Lana emerged in Tyler as soon as she spoke. As Tyler played up her own personable personality onstage, a less restrained, goofier Lana came through. She doesn’t ostensibly share many qualities with Lana—she prefers videogames and food to firefights and espionage—but her character was immediately apparent whenever she spoke Lana’s lines. When she assured people that she wasn’t actually Lana Kane, the crowd shot back, as if prompted, “But you look like her.” And she does. Both are tall and gorgeous with high cheekbones, but more importantly, both have a no-nonsense appeal. It’s worked for Tyler as a stand-up, as host of Talk Soup, and in various other talking-head TV appearances.

The effect didn’t extend to the performers without established brands. In one of the better moments from the fourth-season première, “Fugue And Riffs,” Lana asks Malory if she’s ever met anyone less damsely in distress. “Pam,” Malory answers, referring to the character voiced by Amber Nash. In contrast to how Tyler still suggests Lana in person, Nash doesn’t scream her character. Nash was more quiet and reserved onstage, in spite of the positive reaction from the audience. Her speaking voice was different from Pam’s as well, with warmer intonations.

Jessica Walter, who plays Malory, didn’t show up in Philly, so when it came time to read a scene featuring Archer’s mother, Nash stepped in to play the part. When Nash took on Walter’s perfect perma-haughtiness (her own version of a brand), Pam disappeared from her voice and Malory emerged. Nash is a great example of the perfect supporting voice actor: She’s versatile, yet she blends seamlessly into her role, without using an already-established persona to inform her character. The experience of watching her transform from her established character to one she was approximating due to circumstances demonstrated her talent, showing how she could disappear within a character that wasn’t her own. Unlike screen actors, Nash doesn’t have the benefit of changing her appearance to portray her range, like Charlize Theron in Monster or Nicole Kidman in The Hours. Performing live afforded Nash and her audience that opportunity. Nash’s strength as a voice actor is that she has no preconception to play off of. She’s a blank, which gives her voice a transformative quality.

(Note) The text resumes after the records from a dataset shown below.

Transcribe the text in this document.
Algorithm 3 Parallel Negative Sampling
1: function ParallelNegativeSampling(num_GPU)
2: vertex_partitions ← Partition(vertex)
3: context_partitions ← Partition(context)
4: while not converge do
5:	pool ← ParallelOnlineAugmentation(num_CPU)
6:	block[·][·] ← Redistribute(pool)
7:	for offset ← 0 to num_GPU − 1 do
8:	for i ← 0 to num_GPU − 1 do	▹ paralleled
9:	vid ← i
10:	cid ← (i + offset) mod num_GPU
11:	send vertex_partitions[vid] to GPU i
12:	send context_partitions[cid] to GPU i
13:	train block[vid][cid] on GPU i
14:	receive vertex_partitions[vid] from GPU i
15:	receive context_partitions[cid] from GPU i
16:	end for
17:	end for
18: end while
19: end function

Chris Parnell is the sole actor in the Archer cast who’s publicly recognizable, yet has no persona to sell. Parnell has been on television in one capacity or another since he joined Saturday Night Live in 1998. One minute, he’s 30 Rock’s Dr. Spaceman; in another, he’s Suburgatory’s Fred Shay; in the next, he’s Cyril Figgis. He can play confident and all-knowing, or turn into a stew of neuroses. In each circumstance, his character takes over. The subtle changes reveal his versatility as an actor, whether he’s in ’toon form or not.

Watching the cast of Archer perform live didn’t change the viewing experience of the show. It’s still going to be funny, whether the actors do more promotional live shows or not. But seeing a live version of Archer concretely demonstrates the strengths of familiar faces in an animated cast—like Benjamin, Tyler, and Walter—while also highlighting the importance of less-known people. It’s to Archer’s credit that those different types of actor—the branded and the blank slate—can exist in harmony, without overshadowing each other.